You must complete your transfer before the end of the 2nd week of classes. In order to do so you need to make sure that the Tutorium has all the necessary documents to issue a new I-20 and that your former school sent a transfer form and electronically transferred your I-20 SEVIS record to the Tutorium in Intensive English at UIC. The Tutorium will complete your transfer in SEVIS (see Chapter 3). You must then sign the new I-20 issued to you from the Tutorium.
7. How can I find off-campus housing?
There are many housing options available in the Chicago area. The prices depend on size and location. If you need assistance with finding an apartment, the staff in the Tutorium office can assist you. We will give you information about off-campus housing and help you. Also, check our website at https://tie.uic.edu/intensive-english/housing-dining.
8. What do I do if I lose my bag, purse, wallet, books, or anything on campus?
1. We strongly recommend that once you have double-checked the room that you last remember having the item in, call or go to the Lost & Found Office at the Service Center in SCE. The telephone number is 413-5100 or 3-5100 from university phones.
2. Report it to the UIC Police. Call the non-emergency number 996-2830 or 6-2830 from a university phone.
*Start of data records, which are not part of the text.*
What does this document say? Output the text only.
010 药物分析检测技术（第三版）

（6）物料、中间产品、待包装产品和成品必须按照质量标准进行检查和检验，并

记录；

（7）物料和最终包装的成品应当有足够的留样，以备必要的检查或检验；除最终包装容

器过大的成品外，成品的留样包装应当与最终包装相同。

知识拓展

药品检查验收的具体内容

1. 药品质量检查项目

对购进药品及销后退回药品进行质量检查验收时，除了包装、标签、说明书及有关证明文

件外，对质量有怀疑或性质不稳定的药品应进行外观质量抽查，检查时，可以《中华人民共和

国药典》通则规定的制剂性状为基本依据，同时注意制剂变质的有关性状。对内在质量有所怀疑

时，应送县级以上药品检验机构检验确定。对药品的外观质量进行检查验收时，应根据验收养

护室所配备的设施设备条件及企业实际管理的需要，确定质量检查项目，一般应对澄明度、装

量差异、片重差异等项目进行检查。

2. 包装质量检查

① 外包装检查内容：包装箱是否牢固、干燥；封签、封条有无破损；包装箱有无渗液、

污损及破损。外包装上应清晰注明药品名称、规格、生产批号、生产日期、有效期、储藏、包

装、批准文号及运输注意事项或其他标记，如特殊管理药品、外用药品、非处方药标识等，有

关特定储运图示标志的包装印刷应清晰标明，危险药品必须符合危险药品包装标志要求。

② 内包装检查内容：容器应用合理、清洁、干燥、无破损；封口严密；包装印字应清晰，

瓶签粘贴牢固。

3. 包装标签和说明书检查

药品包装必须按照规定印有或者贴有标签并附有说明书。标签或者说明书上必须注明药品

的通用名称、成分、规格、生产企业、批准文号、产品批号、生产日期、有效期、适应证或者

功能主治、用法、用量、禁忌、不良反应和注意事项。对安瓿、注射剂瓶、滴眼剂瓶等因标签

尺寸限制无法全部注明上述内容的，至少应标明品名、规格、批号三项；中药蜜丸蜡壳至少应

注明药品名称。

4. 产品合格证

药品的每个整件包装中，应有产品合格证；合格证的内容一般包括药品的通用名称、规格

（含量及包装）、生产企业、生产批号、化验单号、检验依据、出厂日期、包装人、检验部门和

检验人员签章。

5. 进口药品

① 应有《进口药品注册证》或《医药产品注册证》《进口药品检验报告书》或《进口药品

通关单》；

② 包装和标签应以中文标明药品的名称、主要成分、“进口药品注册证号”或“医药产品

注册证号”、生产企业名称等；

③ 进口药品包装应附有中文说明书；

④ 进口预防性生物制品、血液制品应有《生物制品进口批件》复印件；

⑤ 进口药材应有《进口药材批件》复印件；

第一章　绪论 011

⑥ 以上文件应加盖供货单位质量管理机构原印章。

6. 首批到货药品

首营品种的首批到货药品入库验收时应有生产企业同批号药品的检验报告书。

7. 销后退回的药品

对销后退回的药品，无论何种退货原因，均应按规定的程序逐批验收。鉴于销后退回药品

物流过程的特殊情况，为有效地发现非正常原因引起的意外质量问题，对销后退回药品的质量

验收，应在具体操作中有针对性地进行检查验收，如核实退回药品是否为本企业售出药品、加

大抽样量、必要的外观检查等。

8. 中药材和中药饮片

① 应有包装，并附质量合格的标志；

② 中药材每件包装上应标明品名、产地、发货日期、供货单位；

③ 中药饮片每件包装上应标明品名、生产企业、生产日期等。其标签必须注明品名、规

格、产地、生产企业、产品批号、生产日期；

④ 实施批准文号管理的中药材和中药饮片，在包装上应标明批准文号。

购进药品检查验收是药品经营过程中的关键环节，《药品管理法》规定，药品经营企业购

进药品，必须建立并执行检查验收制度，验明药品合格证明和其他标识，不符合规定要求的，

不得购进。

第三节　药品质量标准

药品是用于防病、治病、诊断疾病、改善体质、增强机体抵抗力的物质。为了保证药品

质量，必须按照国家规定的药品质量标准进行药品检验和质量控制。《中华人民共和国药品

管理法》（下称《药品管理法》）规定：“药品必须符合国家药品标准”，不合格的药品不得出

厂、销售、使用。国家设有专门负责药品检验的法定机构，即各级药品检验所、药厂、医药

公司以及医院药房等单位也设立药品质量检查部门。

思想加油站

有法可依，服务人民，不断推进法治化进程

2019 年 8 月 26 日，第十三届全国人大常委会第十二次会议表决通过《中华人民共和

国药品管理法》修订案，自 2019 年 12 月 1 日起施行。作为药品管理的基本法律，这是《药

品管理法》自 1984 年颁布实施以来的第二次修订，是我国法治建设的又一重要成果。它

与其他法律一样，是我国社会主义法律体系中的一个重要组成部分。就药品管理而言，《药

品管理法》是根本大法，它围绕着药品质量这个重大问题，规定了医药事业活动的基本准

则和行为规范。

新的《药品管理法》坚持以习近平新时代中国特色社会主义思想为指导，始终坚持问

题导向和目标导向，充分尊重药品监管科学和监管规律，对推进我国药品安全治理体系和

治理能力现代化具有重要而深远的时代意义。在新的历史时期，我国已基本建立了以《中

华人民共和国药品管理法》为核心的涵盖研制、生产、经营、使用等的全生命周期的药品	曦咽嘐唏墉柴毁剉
A policeman will contact you to take your report.
3. Tell your teachers and classmates and the TIE office, so that we may ask around and help you.
Students and teachers have done this in the past and have gotten their lost items returned.
9. Who can I ask if I have a question?
You can ask classmates, especially those who studied here last semester.
You can also ask your teachers.
You can ask a staff person at the Tutorium office. We have a long history with international students, so we probably know the answer. But if we do not, we will find out. We are here to help you. Just email your question to firstname.lastname@example.org.
10. What building is BSB, SCE, SSB, …?
Those are buildings at UIC. You can find more information at https://maps.uic.edu, and search the map for the buildings or codes.
11. Can I work on campus while I study?
Tutorium in Intensive English students are able to apply for and take on part time student worker positions/jobs at the university; however, this can be difficult.
- Student worker positions are very competitive and require a high intermediate English proficiency.
- In addition, scheduling is an issue because full-time study at Tutorium is during the daytime when most departments need students to work.
- There are occasionally positions available in the Tutorium, but those positions are dependent on department needs, whether funds are available, and require previous experience.